House Bill 2060 will eliminate state and local tax subsidies for charities that spend more than 70% of donations on management and fundraising, rather than programs and services, over a three-year period. The law allows Oregon’s attorney general to disqualify charitable non-profits from receiving contributions that are deductible for purposes of the state’s income tax and corporate excise taxes.
And as someone who lived in that state for more than a decade, I can assure you Oregon has a hefty state income tax, since there is no general sales tax.
“No other state has done this,” Jim White, executive director of the Nonprofit Association of Oregon, told the Salem Statesman-Journal. “We’re the first in the country, and we should be proud of that.”
Actually a number of states, including Oregon, had similar laws prohibiting registered charities from soliciting donations if too big a percentage of those funds went to executive salaries and fundraising costs. But a 1980 Supreme Court decision ruled that state laws restricting a non-profit’s ability to solicit donations violated the First Amendment.

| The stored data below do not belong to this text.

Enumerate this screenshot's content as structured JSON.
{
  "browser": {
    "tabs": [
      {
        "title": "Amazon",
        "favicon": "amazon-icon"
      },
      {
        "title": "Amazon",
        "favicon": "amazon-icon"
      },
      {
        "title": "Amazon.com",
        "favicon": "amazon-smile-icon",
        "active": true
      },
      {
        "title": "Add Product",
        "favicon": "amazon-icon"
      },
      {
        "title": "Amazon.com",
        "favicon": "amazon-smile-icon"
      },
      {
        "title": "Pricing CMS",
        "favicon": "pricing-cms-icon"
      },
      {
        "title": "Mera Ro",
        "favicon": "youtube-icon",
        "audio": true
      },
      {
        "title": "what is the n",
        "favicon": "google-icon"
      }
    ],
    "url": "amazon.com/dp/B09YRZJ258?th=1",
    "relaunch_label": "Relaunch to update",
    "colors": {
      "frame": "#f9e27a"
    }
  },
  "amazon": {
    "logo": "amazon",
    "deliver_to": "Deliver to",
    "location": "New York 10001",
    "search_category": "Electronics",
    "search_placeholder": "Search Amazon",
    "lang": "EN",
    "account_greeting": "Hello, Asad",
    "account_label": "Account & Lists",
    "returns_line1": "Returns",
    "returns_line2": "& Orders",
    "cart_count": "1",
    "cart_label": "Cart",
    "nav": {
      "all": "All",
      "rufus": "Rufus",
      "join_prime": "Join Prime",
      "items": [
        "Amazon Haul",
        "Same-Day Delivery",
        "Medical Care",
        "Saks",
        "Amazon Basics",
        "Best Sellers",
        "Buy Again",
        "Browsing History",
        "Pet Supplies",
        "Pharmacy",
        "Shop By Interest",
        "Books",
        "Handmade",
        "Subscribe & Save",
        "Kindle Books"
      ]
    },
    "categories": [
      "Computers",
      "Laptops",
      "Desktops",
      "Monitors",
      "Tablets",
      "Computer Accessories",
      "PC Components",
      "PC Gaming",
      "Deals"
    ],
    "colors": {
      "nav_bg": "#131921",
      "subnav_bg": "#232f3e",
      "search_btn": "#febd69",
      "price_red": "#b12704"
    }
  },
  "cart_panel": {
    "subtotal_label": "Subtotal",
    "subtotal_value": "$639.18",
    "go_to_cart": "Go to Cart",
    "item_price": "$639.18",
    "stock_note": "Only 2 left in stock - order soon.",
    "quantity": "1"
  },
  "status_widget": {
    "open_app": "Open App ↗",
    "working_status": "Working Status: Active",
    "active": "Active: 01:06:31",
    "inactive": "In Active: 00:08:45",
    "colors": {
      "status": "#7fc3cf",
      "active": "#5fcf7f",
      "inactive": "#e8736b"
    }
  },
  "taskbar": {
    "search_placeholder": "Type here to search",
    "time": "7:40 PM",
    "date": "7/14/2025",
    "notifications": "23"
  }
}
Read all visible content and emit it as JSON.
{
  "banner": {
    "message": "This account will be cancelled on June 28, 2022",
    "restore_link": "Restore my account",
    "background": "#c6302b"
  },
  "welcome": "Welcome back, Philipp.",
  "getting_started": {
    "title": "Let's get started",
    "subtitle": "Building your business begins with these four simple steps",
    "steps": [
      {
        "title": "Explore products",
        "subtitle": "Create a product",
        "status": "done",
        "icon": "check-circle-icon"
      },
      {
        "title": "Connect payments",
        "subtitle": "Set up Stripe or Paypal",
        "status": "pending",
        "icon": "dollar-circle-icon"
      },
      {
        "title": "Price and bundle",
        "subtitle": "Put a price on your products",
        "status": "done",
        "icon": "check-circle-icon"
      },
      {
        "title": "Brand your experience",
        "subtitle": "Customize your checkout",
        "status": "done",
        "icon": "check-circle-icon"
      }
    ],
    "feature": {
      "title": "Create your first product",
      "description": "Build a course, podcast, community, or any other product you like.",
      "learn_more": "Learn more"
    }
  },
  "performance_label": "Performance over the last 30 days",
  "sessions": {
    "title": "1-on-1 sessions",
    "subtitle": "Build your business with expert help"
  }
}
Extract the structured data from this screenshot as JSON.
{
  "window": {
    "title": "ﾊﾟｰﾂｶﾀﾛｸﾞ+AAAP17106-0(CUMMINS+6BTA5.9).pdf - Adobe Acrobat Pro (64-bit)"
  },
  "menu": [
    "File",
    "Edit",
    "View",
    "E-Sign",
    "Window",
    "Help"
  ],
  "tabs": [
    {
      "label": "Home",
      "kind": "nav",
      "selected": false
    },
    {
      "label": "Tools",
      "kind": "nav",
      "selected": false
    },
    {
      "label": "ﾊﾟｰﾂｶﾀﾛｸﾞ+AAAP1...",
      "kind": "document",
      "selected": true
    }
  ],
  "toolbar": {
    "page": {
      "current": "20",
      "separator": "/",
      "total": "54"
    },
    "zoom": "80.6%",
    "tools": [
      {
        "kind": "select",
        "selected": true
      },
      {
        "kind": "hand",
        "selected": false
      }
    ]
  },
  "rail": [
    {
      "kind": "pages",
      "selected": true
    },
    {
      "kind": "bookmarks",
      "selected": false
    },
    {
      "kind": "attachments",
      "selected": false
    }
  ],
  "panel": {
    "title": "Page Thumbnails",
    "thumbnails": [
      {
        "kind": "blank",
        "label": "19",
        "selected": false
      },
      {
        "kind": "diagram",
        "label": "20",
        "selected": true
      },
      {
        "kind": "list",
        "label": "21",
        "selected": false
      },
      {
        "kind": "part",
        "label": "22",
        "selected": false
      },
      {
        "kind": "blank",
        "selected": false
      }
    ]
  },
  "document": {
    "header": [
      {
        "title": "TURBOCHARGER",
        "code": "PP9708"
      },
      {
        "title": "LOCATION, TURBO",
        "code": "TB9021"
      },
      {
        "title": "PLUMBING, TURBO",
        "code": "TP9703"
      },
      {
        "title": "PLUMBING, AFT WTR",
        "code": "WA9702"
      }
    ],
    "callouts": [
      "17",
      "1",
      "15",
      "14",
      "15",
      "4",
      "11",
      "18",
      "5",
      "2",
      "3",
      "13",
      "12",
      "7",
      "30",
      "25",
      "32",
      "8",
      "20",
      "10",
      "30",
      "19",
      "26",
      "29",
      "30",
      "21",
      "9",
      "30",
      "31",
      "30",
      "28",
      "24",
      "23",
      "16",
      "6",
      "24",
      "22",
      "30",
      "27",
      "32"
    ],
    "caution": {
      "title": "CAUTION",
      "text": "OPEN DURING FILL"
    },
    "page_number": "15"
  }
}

However, Oregon’s new law would survive a legal challenge because it doesn’t restrict a charity’s ability to do fundraising, according to Jeff Manning, an Oregon Department of Justice spokesman. Instead, donors to those charities could no longer claim a state tax deduction, and the charities would lose their local property tax exemptions.
“[Some of] these organizations have found the business model of using a nonprofit as a cover for what’s basically a telemarketing for-profit firm,” White said. “They’re giving charities and nonprofits a black eye and need to be gotten out of our midst.”
If only Oregon’s approach could be applied to such cheaters as the Humane Society of the United States, which according to the watchdog group HumaneWatch, gives less than 1% of its nine-figure annual fund-raising monies to the actual local pet shelters that carry its brand (though not its actual affiliation). They’re the hard-working, underfunded agencies whose dedication to rescuing unwanted and abandoned pets is the cover story HSUS uses to fleece its donors into thinking the checks they write are saving the animals.